C’est l’une des séries les plus attendues de cette rentrée sur Arte. Réalisée par Erwan Le Duc et coécrite avec Mariette Désert, il s’agit d’une libre adaptation du roman signé Fabrice Humbert (2020). Le Monde n’existe pas s’intéresse à Adam Vollmann (Niels Schneider), un journaliste trentenaire à Paris, dont le quotidien est bouleversé par un fait divers.
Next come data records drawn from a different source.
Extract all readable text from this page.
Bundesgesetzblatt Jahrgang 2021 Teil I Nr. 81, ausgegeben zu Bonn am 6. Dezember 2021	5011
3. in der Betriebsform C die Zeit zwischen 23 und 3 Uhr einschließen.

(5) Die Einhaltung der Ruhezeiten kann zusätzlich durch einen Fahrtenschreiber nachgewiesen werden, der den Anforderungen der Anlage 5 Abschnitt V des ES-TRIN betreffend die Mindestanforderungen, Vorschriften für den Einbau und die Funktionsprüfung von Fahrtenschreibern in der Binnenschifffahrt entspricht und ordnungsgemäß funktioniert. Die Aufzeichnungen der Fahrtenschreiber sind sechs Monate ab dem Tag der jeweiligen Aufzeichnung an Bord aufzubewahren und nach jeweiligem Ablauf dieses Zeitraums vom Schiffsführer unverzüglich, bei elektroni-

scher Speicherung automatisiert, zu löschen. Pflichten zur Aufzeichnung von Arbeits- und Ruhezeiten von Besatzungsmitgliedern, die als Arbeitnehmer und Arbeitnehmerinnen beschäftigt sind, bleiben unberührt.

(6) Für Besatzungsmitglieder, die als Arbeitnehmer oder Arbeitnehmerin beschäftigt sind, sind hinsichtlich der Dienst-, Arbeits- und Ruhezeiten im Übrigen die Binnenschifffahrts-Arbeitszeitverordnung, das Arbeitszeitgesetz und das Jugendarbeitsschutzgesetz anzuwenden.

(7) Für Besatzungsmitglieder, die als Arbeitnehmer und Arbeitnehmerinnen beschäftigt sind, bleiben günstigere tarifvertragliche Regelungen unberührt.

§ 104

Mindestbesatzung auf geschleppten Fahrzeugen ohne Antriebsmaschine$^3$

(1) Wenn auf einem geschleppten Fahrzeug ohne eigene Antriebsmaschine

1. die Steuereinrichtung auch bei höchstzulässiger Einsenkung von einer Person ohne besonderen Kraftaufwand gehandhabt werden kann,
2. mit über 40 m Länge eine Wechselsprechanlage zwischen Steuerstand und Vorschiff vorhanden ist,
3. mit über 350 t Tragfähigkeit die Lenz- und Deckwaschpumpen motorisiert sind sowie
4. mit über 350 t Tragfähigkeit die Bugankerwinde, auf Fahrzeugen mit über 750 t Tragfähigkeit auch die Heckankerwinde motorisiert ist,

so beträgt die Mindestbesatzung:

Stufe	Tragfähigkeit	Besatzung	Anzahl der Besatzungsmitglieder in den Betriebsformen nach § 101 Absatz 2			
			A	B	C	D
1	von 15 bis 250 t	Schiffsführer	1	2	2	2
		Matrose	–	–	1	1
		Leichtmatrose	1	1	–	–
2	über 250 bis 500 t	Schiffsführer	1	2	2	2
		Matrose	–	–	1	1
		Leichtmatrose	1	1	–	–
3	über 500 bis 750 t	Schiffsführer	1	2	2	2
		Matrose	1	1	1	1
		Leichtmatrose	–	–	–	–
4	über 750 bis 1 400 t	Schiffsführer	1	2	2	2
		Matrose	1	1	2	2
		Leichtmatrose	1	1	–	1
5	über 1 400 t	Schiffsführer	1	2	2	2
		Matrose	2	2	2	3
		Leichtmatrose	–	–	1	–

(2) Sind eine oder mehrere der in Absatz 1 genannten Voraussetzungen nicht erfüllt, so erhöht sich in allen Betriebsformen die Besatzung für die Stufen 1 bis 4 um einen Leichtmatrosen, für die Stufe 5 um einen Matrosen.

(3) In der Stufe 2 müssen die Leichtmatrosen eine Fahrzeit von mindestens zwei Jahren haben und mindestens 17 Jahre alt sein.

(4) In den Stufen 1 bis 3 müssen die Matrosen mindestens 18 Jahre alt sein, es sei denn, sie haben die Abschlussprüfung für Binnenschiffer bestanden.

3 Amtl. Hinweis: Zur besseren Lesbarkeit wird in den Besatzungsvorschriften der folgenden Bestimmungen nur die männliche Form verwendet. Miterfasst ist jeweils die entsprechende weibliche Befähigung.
Il apprend qu’au sein de la petite ville de Guerches-sur-Isoire, dont il est originaire et qu’il a fuie, une jeune fille, Lola Montès, a été assassinée. Axel Challe (Thomas Debaene) est soupçonné d’être le meurtrier. Lorsqu’ils étaient adolescents, Adam a bien connu Axel et était même fasciné par lui. Il en est persuadé : cet homme ne peut être l’assassin. Adam part donc enquêter à Guerches-sur-Isoire pour son média et se retrouve envahi de souvenirs douloureux. La petite ville, où rien ne semble réel, l’étouffe. À quelques jours de sa diffusion, L’Éclaireur s’est glissé dans les coulisses du show pour interroger son réalisateur, Erwan Le Duc.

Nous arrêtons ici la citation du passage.